I am completely stuck on where to go with the following ODE:

(D^4 + 1)y = 0 where D=d/dx

I know that trying y=e^(rt) is the obvious solution, however, when you solve this you get r^2 = +-i. At this point I am unsure of what to do becuase if I take the square root of "i" I am unsure of how I will represent it in a general solution. Any assistance would be greatly appreciated, thanks!

 

[Matterwave]

An equation like r^4+1=0 means that there are 4 solutions. Instead of putting r^2=+/-i, you can look at r^2=e^(pi/2)*i or e^(3pi/2)*i. Taking the square root, you simply get r=+/-e^(pi/4)*i or +/-e^(3pi/4)*i.

The trick is to put it in the phase explicitly, so that you have an answer.

 

[lurflurf]

(D^4 + 1)=(D^2+sqrt(2)D+1)(D^2-sqrt(2)D+1)
=(D^2+i)(D^2-i)=(D-√ i)(D+√ i)(D-√- i)(D+√- i)
So write a solution in terms of complex exponentials or products of exponentials and trigonometric functions like (e^r x)cos(a x) according to preference.

 

[dimension10]

I am completely stuck on where to go with the following ODE:

(D^4 + 1)y = 0 where D=d/dx

I know that trying y=e^(rt) is the obvious solution, however, when you solve this you get r^2 = +-i.
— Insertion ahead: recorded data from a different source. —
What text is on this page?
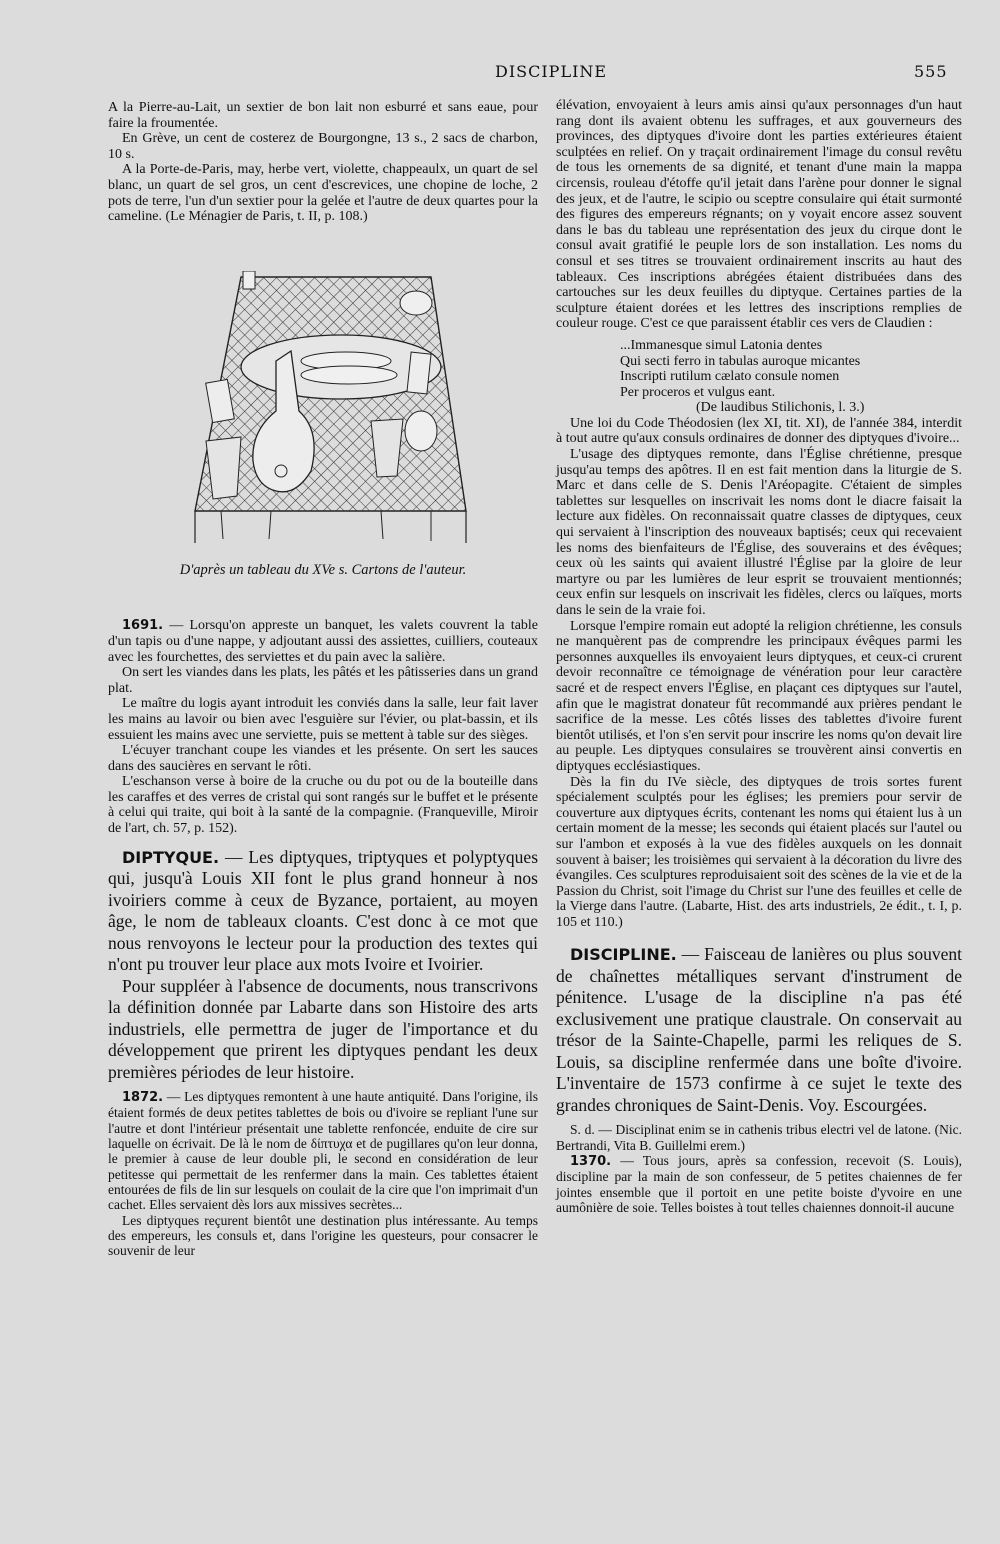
DISCIPLINE	555

A la Pierre-au-Lait, un sextier de bon lait non esburré et sans eaue, pour faire la froumentée.

En Grève, un cent de costerez de Bourgongne, 13 s., 2 sacs de charbon, 10 s.

A la Porte-de-Paris, may, herbe vert, violette, chappeaulx, un quart de sel blanc, un quart de sel gros, un cent d'escrevices, une chopine de loche, 2 pots de terre, l'un d'un sextier pour la gelée et l'autre de deux quartes pour la cameline. (Le Ménagier de Paris, t. II, p. 108.)

D'après un tableau du XVe s. Cartons de l'auteur.

1691. — Lorsqu'on appreste un banquet, les valets couvrent la table d'un tapis ou d'une nappe, y adjoutant aussi des assiettes, cuilliers, couteaux avec les fourchettes, des serviettes et du pain avec la salière.

On sert les viandes dans les plats, les pâtés et les pâtisseries dans un grand plat.

Le maître du logis ayant introduit les conviés dans la salle, leur fait laver les mains au lavoir ou bien avec l'esguière sur l'évier, ou plat-bassin, et ils essuient les mains avec une serviette, puis se mettent à table sur des sièges.

L'écuyer tranchant coupe les viandes et les présente. On sert les sauces dans des saucières en servant le rôti.

L'eschanson verse à boire de la cruche ou du pot ou de la bouteille dans les caraffes et des verres de cristal qui sont rangés sur le buffet et le présente à celui qui traite, qui boit à la santé de la compagnie. (Franqueville, Miroir de l'art, ch. 57, p. 152).

DIPTYQUE. — Les diptyques, triptyques et polyptyques qui, jusqu'à Louis XII font le plus grand honneur à nos ivoiriers comme à ceux de Byzance, portaient, au moyen âge, le nom de tableaux cloants. C'est donc à ce mot que nous renvoyons le lecteur pour la production des textes qui n'ont pu trouver leur place aux mots Ivoire et Ivoirier.

Pour suppléer à l'absence de documents, nous transcrivons la définition donnée par Labarte dans son Histoire des arts industriels, elle permettra de juger de l'importance et du développement que prirent les diptyques pendant les deux premières périodes de leur histoire.

1872. — Les diptyques remontent à une haute antiquité. Dans l'origine, ils étaient formés de deux petites tablettes de bois ou d'ivoire se repliant l'une sur l'autre et dont l'intérieur présentait une tablette renfoncée, enduite de cire sur laquelle on écrivait. De là le nom de δίπτυχα et de pugillares qu'on leur donna, le premier à cause de leur double pli, le second en considération de leur petitesse qui permettait de les renfermer dans la main. Ces tablettes étaient entourées de fils de lin sur lesquels on coulait de la cire que l'on imprimait d'un cachet. Elles servaient dès lors aux missives secrètes...

Les diptyques reçurent bientôt une destination plus intéressante. Au temps des empereurs, les consuls et, dans l'origine les questeurs, pour consacrer le souvenir de leur

élévation, envoyaient à leurs amis ainsi qu'aux personnages d'un haut rang dont ils avaient obtenu les suffrages, et aux gouverneurs des provinces, des diptyques d'ivoire dont les parties extérieures étaient sculptées en relief. On y traçait ordinairement l'image du consul revêtu de tous les ornements de sa dignité, et tenant d'une main la mappa circensis, rouleau d'étoffe qu'il jetait dans l'arène pour donner le signal des jeux, et de l'autre, le scipio ou sceptre consulaire qui était surmonté des figures des empereurs régnants; on y voyait encore assez souvent dans le bas du tableau une représentation des jeux du cirque dont le consul avait gratifié le peuple lors de son installation. Les noms du consul et ses titres se trouvaient ordinairement inscrits au haut des tableaux. Ces inscriptions abrégées étaient distribuées dans des cartouches sur les deux feuilles du diptyque. Certaines parties de la sculpture étaient dorées et les lettres des inscriptions remplies de couleur rouge. C'est ce que paraissent établir ces vers de Claudien :

...Immanesque simul Latonia dentes
Qui secti ferro in tabulas auroque micantes
Inscripti rutilum cælato consule nomen
Per proceros et vulgus eant.
(De laudibus Stilichonis, l. 3.)

Une loi du Code Théodosien (lex XI, tit. XI), de l'année 384, interdit à tout autre qu'aux consuls ordinaires de donner des diptyques d'ivoire...

L'usage des diptyques remonte, dans l'Église chrétienne, presque jusqu'au temps des apôtres. Il en est fait mention dans la liturgie de S. Marc et dans celle de S. Denis l'Aréopagite. C'étaient de simples tablettes sur lesquelles on inscrivait les noms dont le diacre faisait la lecture aux fidèles. On reconnaissait quatre classes de diptyques, ceux qui servaient à l'inscription des nouveaux baptisés; ceux qui recevaient les noms des bienfaiteurs de l'Église, des souverains et des évêques; ceux où les saints qui avaient illustré l'Église par la gloire de leur martyre ou par les lumières de leur esprit se trouvaient mentionnés; ceux enfin sur lesquels on inscrivait les fidèles, clercs ou laïques, morts dans le sein de la vraie foi.

Lorsque l'empire romain eut adopté la religion chrétienne, les consuls ne manquèrent pas de comprendre les principaux évêques parmi les personnes auxquelles ils envoyaient leurs diptyques, et ceux-ci crurent devoir reconnaître ce témoignage de vénération pour leur caractère sacré et de respect envers l'Église, en plaçant ces diptyques sur l'autel, afin que le magistrat donateur fût recommandé aux prières pendant le sacrifice de la messe. Les côtés lisses des tablettes d'ivoire furent bientôt utilisés, et l'on s'en servit pour inscrire les noms qu'on devait lire au peuple. Les diptyques consulaires se trouvèrent ainsi convertis en diptyques ecclésiastiques.

Dès la fin du IVe siècle, des diptyques de trois sortes furent spécialement sculptés pour les églises; les premiers pour servir de couverture aux diptyques écrits, contenant les noms qui étaient lus à un certain moment de la messe; les seconds qui étaient placés sur l'autel ou sur l'ambon et exposés à la vue des fidèles auxquels on les donnait souvent à baiser; les troisièmes qui servaient à la décoration du livre des évangiles. Ces sculptures reproduisaient soit des scènes de la vie et de la Passion du Christ, soit l'image du Christ sur l'une des feuilles et celle de la Vierge dans l'autre. (Labarte, Hist. des arts industriels, 2e édit., t. I, p. 105 et 110.)

DISCIPLINE. — Faisceau de lanières ou plus souvent de chaînettes métalliques servant d'instrument de pénitence. L'usage de la discipline n'a pas été exclusivement une pratique claustrale. On conservait au trésor de la Sainte-Chapelle, parmi les reliques de S. Louis, sa discipline renfermée dans une boîte d'ivoire. L'inventaire de 1573 confirme à ce sujet le texte des grandes chroniques de Saint-Denis. Voy. Escourgées.

S. d. — Disciplinat enim se in cathenis tribus electri vel de latone. (Nic. Bertrandi, Vita B. Guillelmi erem.)

1370. — Tous jours, après sa confession, recevoit (S. Louis), discipline par la main de son confesseur, de 5 petites chaiennes de fer jointes ensemble que il portoit en une petite boiste d'yvoire en une aumônière de soie. Telles boistes à tout telles chaiennes donnoit-il aucune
At this point I am unsure of what to do becuase if I take the square root of "i" I am unsure of how I will represent it in a general solution. Any assistance would be greatly appreciated, thanks!

$$\frac{{\mbox{d}}^{4}y}{{\mbox{d}}^{4}x}+y=0$$

$$y={e}^{rx}$$

$${r}^{4}+1=0$$

$${r}^{2}=\pm i$$

$$r=\pm\frac{1\pm i}{\sqrt{2}}$$

$$y={C}_{1}\exp \left(\frac{1+i}{\sqrt{2}}\right)+{C}_{2}\exp \left(\frac{1-i}{\sqrt{2}}\right)+{C}_{3}\exp \left(-\frac{1+i}{\sqrt{2}}\right)+{C}_{4}\exp \left(\frac{i-1}{\sqrt{2}}\right)$$

We can solve for the specific solution for y if and only if we know y(0), y'(0), y''(0), y'''(0) and y''''(0)

 

[Airsteve0]

thanks everyone, I greatly appreciate the help!

 

[dimension10]

thanks everyone, I greatly appreciate the help!

Just realized I made a LaTeX error. Should be

$$y={C}_{1}\exp \left(\frac{1+i}{\sqrt{2}}x\right)+{C}_{2}\exp \left(\frac{1-i}{\sqrt{2}}x\right)+{C}_{3}\exp \left(-\frac{1+i}{\sqrt{2}}x\right)+{C}_{4}\exp \left(\frac{i-1}{\sqrt{2}}x\right)$$

and you may want to use euler's formula to put in some trigonometric functions there.